When the 911 emergency number was set up in 1968, there was no way to know how cellphones would change the way people use the service. Today, it's still difficult for operators to pinpoint the exact location of callers to send out help – but Google could change all that.
The search giant has been testing out a way to use the technology that identifies the user's location in Google Maps to help out the emergency services. As reported by the Wall Street Journal, a sample of 911 calls made using Android phones over the course of December 2017 and January 2018 saw geolocation data sent directly to the operator.
Currently, carriers can detect the location of a device by triangulating their distance from several cell phone towers, but this isn't particularly accurate. The study found that Google's data gave an average location estimate radius of 121 feet, whereas carrier data averaged out at 522 feet.
At present, it falls to the operator to find out the exact location emergency responders need to be sent to from the caller. Given that they might be flustered, or potentially in a place they're not familiar with, this can be a difficult prospect.
In this kind of situation, a slight improvement on the response time can be life-saving.
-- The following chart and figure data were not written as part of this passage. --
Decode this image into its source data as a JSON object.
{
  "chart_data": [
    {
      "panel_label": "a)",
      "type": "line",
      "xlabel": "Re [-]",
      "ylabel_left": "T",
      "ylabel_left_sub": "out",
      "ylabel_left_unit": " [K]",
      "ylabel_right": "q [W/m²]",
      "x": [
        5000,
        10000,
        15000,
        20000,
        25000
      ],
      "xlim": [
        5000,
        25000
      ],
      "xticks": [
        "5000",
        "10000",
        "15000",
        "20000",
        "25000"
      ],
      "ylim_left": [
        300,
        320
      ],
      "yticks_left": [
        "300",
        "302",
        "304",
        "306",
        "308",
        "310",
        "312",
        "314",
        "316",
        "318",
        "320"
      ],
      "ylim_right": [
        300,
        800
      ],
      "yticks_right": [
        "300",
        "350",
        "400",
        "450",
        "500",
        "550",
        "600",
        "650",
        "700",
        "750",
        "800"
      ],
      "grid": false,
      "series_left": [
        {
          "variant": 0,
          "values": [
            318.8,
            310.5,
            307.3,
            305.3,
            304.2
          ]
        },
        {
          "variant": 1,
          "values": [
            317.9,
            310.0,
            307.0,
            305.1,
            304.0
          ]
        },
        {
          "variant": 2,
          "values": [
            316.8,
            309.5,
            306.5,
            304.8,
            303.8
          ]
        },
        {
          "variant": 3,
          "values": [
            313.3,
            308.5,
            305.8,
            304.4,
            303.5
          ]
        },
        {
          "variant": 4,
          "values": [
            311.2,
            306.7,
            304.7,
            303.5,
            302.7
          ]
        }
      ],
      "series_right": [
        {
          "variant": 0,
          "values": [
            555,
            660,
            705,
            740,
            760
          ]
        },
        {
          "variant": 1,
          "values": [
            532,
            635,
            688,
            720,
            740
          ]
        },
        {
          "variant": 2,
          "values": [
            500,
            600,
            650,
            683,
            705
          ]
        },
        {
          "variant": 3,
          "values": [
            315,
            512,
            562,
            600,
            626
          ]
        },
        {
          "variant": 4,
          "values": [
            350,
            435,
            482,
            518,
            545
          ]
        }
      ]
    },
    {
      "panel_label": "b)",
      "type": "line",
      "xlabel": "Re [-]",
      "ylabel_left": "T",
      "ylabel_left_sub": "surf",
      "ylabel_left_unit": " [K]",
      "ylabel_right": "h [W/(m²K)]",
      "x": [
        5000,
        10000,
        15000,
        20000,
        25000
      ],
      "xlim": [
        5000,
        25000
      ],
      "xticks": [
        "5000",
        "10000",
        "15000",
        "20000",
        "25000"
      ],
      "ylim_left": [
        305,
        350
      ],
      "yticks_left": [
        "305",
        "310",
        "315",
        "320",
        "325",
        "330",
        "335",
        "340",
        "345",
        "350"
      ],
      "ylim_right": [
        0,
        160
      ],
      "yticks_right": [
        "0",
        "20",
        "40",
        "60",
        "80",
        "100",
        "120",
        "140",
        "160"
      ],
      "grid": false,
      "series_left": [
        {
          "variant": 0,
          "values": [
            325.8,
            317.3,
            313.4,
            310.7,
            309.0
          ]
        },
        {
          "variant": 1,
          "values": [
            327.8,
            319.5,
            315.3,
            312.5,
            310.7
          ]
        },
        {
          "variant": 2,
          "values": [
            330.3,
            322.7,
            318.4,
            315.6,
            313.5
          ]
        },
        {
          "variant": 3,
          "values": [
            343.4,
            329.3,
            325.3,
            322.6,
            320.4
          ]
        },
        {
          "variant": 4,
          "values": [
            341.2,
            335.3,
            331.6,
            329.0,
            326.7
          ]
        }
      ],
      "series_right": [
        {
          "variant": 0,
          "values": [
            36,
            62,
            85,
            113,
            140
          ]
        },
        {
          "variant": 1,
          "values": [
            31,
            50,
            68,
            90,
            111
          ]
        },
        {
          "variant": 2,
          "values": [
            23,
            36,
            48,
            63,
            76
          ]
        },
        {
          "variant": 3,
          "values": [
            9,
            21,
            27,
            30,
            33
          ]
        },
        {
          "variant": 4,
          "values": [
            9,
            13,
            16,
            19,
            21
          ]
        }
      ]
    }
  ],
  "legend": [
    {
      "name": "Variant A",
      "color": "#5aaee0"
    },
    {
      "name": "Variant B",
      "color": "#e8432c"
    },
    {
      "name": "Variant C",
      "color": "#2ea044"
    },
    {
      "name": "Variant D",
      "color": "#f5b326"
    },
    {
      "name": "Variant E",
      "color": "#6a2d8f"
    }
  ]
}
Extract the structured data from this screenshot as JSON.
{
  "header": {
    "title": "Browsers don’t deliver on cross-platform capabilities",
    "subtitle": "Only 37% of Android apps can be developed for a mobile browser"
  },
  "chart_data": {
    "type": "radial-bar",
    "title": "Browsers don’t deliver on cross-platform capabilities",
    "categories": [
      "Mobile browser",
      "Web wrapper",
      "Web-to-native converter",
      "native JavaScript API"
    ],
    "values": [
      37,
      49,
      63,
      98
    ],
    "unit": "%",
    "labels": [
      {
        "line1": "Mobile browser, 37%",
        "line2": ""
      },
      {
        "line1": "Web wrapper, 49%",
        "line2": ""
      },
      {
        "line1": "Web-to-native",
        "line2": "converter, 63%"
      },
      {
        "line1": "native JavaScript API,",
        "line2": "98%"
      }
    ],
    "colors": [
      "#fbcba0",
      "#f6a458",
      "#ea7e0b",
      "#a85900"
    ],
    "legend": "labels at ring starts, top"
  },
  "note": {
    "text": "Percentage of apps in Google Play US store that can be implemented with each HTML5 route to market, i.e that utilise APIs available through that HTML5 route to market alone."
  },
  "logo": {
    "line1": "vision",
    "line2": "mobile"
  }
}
Research published by the Federal Communications Commission suggests that as many as 10,000 lives could be saved annually if emergency response times were improved by just one minute.
Google has had the technology to provide this service for some time – it was rolled out in the U.K. and Estonia in July 2016, according to a report from Ars Technica. Many feel uncomfortable with the idea of allowing their smartphone to track their location, but in emergency circumstances, it's easy to see the benefits.